Kendrick laughed as we moved past them. It was a full laugh, but not brawny.
“What’s so funny?” I asked as I turned to see what he had found so humorous.
“Oh, I was just thinking how funny it is that you Americans have such wide roads here and so many car accidents, and we island people have small, narrow, winding roads and we have so few.”
“How do you know I’m American?” I asked.
“Well, are you?” he said with a cockiness that angered and excited me at the same time.
“Yes, yes I am…is that a problem?” The shy little girl in me suddenly disappeared and I had to quickly remind myself that I was not in the office and this was not a board meeting. I didn’t have to defend myself for being an African-American woman.
“Why would it be a problem for me? Is it a problem for you?” Kendrick turned his head to get a full view of me, and then he smiled and shook his head.
“No. So, where are you from?” I asked as I slowly climbed down off my high horse.
“Well, I was born in Barbados. That’s where my parents are from. But I was raised and schooled here. I spent all of my summers in Barbados, though.”
That explained the accent.
“So do you go to Barbados often?” I asked. I felt myself becoming more comfortable.
“As often as I can, which unfortunately is not often enough.”
He pulled the car to a stop in front of my building. The rain had started to let up. I didn’t want to leave and didn’t want the rain to stop; I just wanted to stay there in that Mercedes with that man.
“Well, thank you so much for the ride, and again, I’m really sorry about…well, you know,” I said and extended my hand. He took it and for the second time that day my veins filled with fire.
“Well, Ms.Crystal Atkins…is it Ms.or Mrs.?”
“Ms.,” I said, a little too quickly.
“Well, Ms.Atkins, it’s been a pleasure.”
He was waiting for me to leave, but I couldn’t move. I just sat there, staring stupidly at him, thinking about what I should say next.
“I would really like to repay you properly…I mean, um, lunch, perhaps…or maybe dinner?” I couldn’t believe I was saying it, but I was.
“Tonight?” he said. The word slid slowly from his mouth like warm honey.
“Tonight? Yes, tonight would be fine,” I said, already mentally flipping through my closet, looking for just the right dress.
“Eight?” he said.
“Ei-eight…yes,” I said.
“Okay. Well, I’ll see you then.”
I walked into my building in a daze. The doorman said hello twice but I didn’t hear him; I saw his lips moving but the sound of my heart beating inside my chest drowned out everything.
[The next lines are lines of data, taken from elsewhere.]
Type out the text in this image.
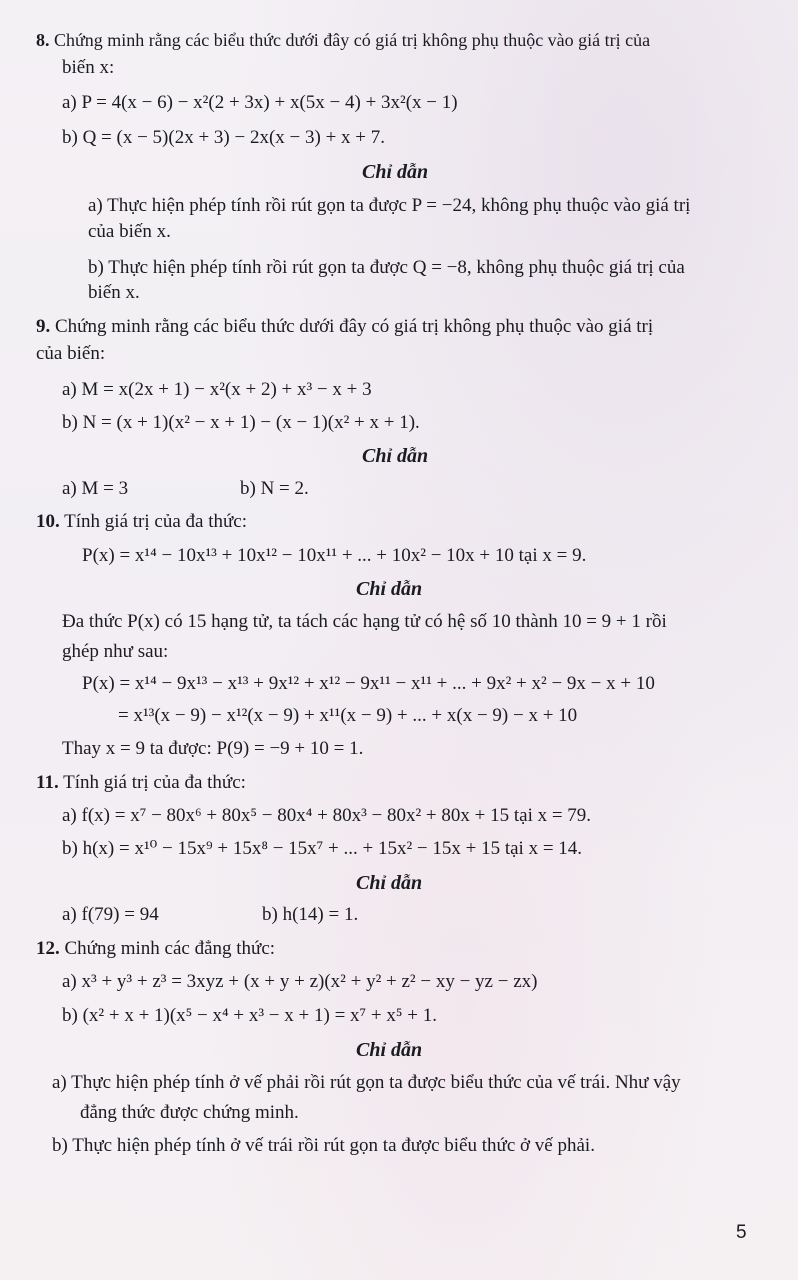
8. Chứng minh rằng các biểu thức dưới đây có giá trị không phụ thuộc vào giá trị của
biến x:
a) P = 4(x − 6) − x²(2 + 3x) + x(5x − 4) + 3x²(x − 1)
b) Q = (x − 5)(2x + 3) − 2x(x − 3) + x + 7.
Chỉ dẫn
a) Thực hiện phép tính rồi rút gọn ta được P = −24, không phụ thuộc vào giá trị
của biến x.
b) Thực hiện phép tính rồi rút gọn ta được Q = −8, không phụ thuộc giá trị của
biến x.
9. Chứng minh rằng các biểu thức dưới đây có giá trị không phụ thuộc vào giá trị
của biến:
a) M = x(2x + 1) − x²(x + 2) + x³ − x + 3
b) N = (x + 1)(x² − x + 1) − (x − 1)(x² + x + 1).
Chỉ dẫn
a) M = 3	b) N = 2.
10. Tính giá trị của đa thức:
P(x) = x¹⁴ − 10x¹³ + 10x¹² − 10x¹¹ + ... + 10x² − 10x + 10 tại x = 9.
Chỉ dẫn
Đa thức P(x) có 15 hạng tử, ta tách các hạng tử có hệ số 10 thành 10 = 9 + 1 rồi
ghép như sau:
P(x) = x¹⁴ − 9x¹³ − x¹³ + 9x¹² + x¹² − 9x¹¹ − x¹¹ + ... + 9x² + x² − 9x − x + 10
= x¹³(x − 9) − x¹²(x − 9) + x¹¹(x − 9) + ... + x(x − 9) − x + 10
Thay x = 9 ta được: P(9) = −9 + 10 = 1.
11. Tính giá trị của đa thức:
a) f(x) = x⁷ − 80x⁶ + 80x⁵ − 80x⁴ + 80x³ − 80x² + 80x + 15 tại x = 79.
b) h(x) = x¹⁰ − 15x⁹ + 15x⁸ − 15x⁷ + ... + 15x² − 15x + 15 tại x = 14.
Chỉ dẫn
a) f(79) = 94	b) h(14) = 1.
12. Chứng minh các đẳng thức:
a) x³ + y³ + z³ = 3xyz + (x + y + z)(x² + y² + z² − xy − yz − zx)
b) (x² + x + 1)(x⁵ − x⁴ + x³ − x + 1) = x⁷ + x⁵ + 1.
Chỉ dẫn
a) Thực hiện phép tính ở vế phải rồi rút gọn ta được biểu thức của vế trái. Như vậy
đẳng thức được chứng minh.
b) Thực hiện phép tính ở vế trái rồi rút gọn ta được biểu thức ở vế phải.
5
I entered my apartment and kicked off my shoes. With each step I discarded a piece of wet clothing until finally I was standing naked in front of my closet, grinning like an idiot and trying to figure out what I could wear that would dazzle Kendrick Green.
I called Pam, my hairdresser. “Girl, I got a hair emergency. If you come right now, I’ll pay you triple your usual.”
“I’ll be right there, Ms.Atkins.”
I knew that Pam would stop in the middle of a perm, dye, or cut job at her shop on 125th Street to come to my rescue. I had been a faithful client of hers for years and had referred at least a hundred people during that time.